MS is a degenerative disease and most patients with RRMS who received disease-modifying therapies experience breakthrough disease. Autologous (using a patient’s own cells) hematopoietic cell transplant (HCT) has been studied in MS with the goal of removing disease-causing immune cells and resetting the immune system, according to the study background.
The Hematopoietic Cell Transplantation for Relapsing-Remitting Multiple Sclerosis (HALT-MS) study examines the effectiveness of early intervention with HDIT/HCT for patients with RRMS and breakthrough disease. The article by Richard A. Nash, M.D., of the Colorado Blood Cancer Institute at Presbyterian/St. Luke’s Medical Center, Denver, and coauthors reports on the safety, efficacy and sustainability of MS disease stabilization though three years after the procedures. Patients were evaluated through five years.
Study results indicate that of the 24 patients who received HDIT/HCT, the overall rate of event-free survival was 78.4 percent at three years, which was defined as survival without death or disease from a loss of neurologic function, clinical relapse or new lesions observed on imaging. Progression-free survival and clinical relapse-free survival were 90.9 percent and 86.3 percent, respectively, at three years. The authors note that adverse events were consistent with the expected toxic effect of HDIT/HCT and that no acute treatment-related neurologic adverse events were seen. Improvements in neurologic disability, quality-of-life and functional scores also were noted.
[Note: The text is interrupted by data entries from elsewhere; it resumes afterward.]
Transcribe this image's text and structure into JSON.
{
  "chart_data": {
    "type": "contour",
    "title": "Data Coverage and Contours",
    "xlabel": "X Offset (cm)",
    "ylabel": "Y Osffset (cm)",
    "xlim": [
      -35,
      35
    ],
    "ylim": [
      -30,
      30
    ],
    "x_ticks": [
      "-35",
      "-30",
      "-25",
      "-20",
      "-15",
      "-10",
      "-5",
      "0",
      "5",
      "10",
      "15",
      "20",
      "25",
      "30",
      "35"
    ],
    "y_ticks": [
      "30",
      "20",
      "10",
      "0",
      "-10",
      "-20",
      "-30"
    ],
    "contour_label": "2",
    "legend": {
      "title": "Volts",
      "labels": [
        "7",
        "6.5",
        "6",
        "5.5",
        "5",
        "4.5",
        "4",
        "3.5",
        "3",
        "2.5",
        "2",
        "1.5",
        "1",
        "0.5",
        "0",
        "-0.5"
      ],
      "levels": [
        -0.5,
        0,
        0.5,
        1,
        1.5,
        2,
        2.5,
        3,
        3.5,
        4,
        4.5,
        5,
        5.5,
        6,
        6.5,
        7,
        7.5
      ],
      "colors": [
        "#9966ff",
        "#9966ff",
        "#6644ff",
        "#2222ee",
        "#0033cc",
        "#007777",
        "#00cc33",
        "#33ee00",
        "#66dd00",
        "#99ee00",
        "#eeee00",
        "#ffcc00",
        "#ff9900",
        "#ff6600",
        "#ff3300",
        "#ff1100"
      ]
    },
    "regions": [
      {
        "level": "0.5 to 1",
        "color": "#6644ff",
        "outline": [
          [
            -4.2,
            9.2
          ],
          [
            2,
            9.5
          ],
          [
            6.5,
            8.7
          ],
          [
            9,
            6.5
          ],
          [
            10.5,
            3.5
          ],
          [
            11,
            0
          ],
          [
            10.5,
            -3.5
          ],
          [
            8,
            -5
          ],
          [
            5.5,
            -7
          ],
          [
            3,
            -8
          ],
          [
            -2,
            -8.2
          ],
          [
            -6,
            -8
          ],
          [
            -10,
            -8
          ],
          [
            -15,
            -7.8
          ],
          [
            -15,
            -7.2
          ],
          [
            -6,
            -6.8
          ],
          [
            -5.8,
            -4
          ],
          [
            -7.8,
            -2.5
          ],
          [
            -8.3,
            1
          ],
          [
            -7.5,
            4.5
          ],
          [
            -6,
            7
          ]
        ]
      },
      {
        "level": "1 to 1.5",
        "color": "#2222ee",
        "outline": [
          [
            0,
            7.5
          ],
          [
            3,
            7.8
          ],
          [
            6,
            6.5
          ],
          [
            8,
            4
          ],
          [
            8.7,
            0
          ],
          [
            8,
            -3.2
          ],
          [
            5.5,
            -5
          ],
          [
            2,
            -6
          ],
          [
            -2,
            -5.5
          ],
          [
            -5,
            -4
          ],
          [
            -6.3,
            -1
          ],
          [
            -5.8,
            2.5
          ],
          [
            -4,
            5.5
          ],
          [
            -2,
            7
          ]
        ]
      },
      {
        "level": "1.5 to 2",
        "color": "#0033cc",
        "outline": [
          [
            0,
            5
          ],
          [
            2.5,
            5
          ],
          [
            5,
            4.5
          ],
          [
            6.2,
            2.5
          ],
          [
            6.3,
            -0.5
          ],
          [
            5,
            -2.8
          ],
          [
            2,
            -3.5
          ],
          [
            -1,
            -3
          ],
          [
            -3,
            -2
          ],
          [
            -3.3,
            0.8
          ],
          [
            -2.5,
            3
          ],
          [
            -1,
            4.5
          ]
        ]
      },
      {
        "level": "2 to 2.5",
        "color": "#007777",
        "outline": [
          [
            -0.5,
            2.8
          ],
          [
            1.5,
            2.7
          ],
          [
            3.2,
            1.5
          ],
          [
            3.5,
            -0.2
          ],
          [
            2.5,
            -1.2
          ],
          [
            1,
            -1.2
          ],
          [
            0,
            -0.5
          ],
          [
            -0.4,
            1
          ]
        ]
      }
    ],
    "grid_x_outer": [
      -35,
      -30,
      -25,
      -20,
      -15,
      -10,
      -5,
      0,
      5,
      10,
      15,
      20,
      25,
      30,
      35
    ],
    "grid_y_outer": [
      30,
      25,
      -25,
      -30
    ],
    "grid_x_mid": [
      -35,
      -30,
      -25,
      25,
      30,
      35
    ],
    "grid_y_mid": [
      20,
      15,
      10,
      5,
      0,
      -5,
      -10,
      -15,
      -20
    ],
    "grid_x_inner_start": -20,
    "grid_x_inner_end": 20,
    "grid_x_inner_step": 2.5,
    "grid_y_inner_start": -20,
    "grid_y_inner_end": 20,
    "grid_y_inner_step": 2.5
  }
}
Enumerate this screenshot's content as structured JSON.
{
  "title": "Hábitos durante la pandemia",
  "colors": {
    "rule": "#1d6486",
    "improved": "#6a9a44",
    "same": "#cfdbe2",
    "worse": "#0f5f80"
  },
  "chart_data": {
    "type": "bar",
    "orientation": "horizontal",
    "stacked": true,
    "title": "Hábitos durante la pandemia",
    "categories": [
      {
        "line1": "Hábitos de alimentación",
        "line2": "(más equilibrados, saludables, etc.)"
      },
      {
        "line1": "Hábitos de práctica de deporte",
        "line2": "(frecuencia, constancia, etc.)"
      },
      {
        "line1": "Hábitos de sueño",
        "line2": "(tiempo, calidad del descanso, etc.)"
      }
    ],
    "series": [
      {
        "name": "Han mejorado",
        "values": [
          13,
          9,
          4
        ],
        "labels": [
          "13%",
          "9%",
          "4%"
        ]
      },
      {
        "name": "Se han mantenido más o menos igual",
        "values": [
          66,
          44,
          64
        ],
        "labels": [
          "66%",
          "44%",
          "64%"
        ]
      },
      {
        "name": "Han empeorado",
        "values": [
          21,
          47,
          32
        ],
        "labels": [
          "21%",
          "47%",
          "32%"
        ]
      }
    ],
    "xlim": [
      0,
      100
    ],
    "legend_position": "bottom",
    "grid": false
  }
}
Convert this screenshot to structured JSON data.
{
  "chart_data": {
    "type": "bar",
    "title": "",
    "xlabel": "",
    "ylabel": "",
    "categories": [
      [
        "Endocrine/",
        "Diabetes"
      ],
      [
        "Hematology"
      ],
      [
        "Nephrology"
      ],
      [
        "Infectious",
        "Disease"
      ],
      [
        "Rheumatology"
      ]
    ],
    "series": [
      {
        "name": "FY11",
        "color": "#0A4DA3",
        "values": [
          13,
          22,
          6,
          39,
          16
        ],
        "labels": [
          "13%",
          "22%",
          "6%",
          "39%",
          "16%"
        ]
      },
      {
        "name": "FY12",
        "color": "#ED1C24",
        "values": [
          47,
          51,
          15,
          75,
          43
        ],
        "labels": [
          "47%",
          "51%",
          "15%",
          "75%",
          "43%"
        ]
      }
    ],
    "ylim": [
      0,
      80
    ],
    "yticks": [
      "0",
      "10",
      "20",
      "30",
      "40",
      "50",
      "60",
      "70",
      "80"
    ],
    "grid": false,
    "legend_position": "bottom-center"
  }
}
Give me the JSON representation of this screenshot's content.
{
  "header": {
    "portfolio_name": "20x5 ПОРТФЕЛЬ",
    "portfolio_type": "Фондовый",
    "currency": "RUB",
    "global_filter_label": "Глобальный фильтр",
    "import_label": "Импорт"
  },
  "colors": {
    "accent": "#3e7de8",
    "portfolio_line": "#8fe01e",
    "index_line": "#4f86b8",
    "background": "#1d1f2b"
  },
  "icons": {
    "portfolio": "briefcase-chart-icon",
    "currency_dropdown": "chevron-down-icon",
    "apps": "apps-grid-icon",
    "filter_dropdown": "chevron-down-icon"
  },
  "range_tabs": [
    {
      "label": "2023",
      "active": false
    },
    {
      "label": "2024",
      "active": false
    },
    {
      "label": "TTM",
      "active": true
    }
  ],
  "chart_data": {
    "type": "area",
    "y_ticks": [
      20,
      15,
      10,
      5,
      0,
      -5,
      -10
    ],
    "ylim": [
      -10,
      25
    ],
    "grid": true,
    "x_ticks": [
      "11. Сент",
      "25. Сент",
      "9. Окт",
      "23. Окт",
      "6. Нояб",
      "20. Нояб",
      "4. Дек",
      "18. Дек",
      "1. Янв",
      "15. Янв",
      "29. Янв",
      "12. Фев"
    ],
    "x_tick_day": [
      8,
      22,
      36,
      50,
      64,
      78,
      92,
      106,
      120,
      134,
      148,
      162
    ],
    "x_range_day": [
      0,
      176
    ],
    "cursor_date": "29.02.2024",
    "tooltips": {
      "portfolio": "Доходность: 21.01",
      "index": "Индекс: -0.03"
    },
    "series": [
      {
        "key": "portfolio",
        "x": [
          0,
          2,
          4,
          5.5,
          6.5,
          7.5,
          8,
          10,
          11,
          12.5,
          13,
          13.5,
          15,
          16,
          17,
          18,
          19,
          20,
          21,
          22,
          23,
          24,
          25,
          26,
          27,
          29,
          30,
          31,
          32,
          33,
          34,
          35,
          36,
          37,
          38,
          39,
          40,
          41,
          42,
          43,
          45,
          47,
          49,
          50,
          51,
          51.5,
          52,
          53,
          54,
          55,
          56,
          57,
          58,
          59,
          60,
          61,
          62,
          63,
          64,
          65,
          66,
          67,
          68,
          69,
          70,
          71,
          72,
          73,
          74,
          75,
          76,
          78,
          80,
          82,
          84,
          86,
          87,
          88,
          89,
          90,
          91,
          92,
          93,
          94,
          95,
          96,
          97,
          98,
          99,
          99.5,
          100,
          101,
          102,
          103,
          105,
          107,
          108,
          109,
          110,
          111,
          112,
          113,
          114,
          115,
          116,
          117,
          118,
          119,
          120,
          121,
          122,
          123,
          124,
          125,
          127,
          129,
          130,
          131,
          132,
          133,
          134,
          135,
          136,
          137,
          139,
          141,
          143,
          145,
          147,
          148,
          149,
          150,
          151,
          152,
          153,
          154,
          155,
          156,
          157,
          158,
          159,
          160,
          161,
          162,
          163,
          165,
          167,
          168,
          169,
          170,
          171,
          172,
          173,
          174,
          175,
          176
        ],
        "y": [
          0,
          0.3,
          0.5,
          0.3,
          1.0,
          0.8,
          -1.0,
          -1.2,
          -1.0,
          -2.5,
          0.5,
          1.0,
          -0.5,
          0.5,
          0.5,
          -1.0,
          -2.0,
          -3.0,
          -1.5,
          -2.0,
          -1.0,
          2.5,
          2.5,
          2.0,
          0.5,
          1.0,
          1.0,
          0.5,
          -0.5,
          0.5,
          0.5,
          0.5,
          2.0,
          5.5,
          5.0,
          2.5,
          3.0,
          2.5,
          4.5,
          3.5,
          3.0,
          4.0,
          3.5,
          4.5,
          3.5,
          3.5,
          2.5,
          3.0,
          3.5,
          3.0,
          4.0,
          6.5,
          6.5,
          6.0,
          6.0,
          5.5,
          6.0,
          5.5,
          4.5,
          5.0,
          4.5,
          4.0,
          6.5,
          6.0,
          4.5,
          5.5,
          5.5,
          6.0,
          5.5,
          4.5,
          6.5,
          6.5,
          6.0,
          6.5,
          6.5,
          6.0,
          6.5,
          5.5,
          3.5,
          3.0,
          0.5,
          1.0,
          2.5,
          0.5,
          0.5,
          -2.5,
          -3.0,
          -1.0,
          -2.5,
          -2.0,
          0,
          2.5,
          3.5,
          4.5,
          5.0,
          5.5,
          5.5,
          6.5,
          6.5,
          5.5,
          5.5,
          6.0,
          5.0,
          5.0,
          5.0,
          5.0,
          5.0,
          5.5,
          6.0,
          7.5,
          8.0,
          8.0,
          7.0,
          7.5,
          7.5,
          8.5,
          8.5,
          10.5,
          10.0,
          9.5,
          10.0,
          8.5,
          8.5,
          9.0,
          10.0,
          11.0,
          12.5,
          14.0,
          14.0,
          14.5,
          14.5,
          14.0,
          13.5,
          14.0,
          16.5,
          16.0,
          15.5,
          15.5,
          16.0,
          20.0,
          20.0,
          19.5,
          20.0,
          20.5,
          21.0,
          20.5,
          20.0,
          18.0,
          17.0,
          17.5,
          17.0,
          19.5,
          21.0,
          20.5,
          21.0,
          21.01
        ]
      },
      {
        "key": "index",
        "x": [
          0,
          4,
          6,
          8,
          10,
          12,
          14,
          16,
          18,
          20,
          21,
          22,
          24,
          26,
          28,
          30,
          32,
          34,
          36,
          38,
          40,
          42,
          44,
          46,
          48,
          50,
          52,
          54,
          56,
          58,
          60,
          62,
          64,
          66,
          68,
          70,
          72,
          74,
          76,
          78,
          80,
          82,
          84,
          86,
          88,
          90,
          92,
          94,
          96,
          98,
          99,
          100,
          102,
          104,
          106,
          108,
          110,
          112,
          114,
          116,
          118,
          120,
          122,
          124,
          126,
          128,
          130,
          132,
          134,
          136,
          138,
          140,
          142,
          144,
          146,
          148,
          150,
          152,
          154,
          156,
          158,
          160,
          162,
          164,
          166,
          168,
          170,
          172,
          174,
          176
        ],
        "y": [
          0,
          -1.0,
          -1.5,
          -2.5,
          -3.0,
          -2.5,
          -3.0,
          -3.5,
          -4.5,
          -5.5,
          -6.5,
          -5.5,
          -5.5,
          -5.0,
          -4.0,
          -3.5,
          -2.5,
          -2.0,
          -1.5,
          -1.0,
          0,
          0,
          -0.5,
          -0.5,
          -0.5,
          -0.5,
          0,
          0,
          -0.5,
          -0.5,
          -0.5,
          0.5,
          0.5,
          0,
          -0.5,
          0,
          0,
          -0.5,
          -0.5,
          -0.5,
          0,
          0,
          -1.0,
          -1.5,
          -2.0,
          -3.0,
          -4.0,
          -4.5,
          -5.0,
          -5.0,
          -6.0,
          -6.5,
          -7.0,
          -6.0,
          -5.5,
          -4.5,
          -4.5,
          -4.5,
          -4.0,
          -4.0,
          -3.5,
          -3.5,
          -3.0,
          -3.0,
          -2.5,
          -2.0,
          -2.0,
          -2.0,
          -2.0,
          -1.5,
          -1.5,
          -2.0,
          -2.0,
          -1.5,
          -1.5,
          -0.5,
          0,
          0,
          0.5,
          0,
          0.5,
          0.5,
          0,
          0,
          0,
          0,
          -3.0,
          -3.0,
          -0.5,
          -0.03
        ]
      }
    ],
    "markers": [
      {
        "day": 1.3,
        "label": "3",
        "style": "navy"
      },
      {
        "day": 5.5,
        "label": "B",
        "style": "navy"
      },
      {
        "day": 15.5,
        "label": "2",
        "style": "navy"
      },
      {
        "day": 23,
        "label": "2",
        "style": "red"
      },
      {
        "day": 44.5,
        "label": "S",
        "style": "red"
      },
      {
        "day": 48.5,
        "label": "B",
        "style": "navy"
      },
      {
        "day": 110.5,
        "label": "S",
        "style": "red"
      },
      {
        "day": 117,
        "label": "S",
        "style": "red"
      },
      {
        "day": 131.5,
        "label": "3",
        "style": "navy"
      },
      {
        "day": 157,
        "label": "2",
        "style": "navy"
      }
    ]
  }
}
“In the present study, HDIT/HCT induced remission of MS disease activity up to three years in most participants. It may therefore represent a potential therapeutic option for patients with MS in whom conventional immunotherapy fails, as well as for other severe immune-mediated diseases of the central nervous system. Most early toxic effects were hematologic and gastrointestinal and were expected and reversible. Longer follow-up is needed to determine the durability of the response,” the authors conclude.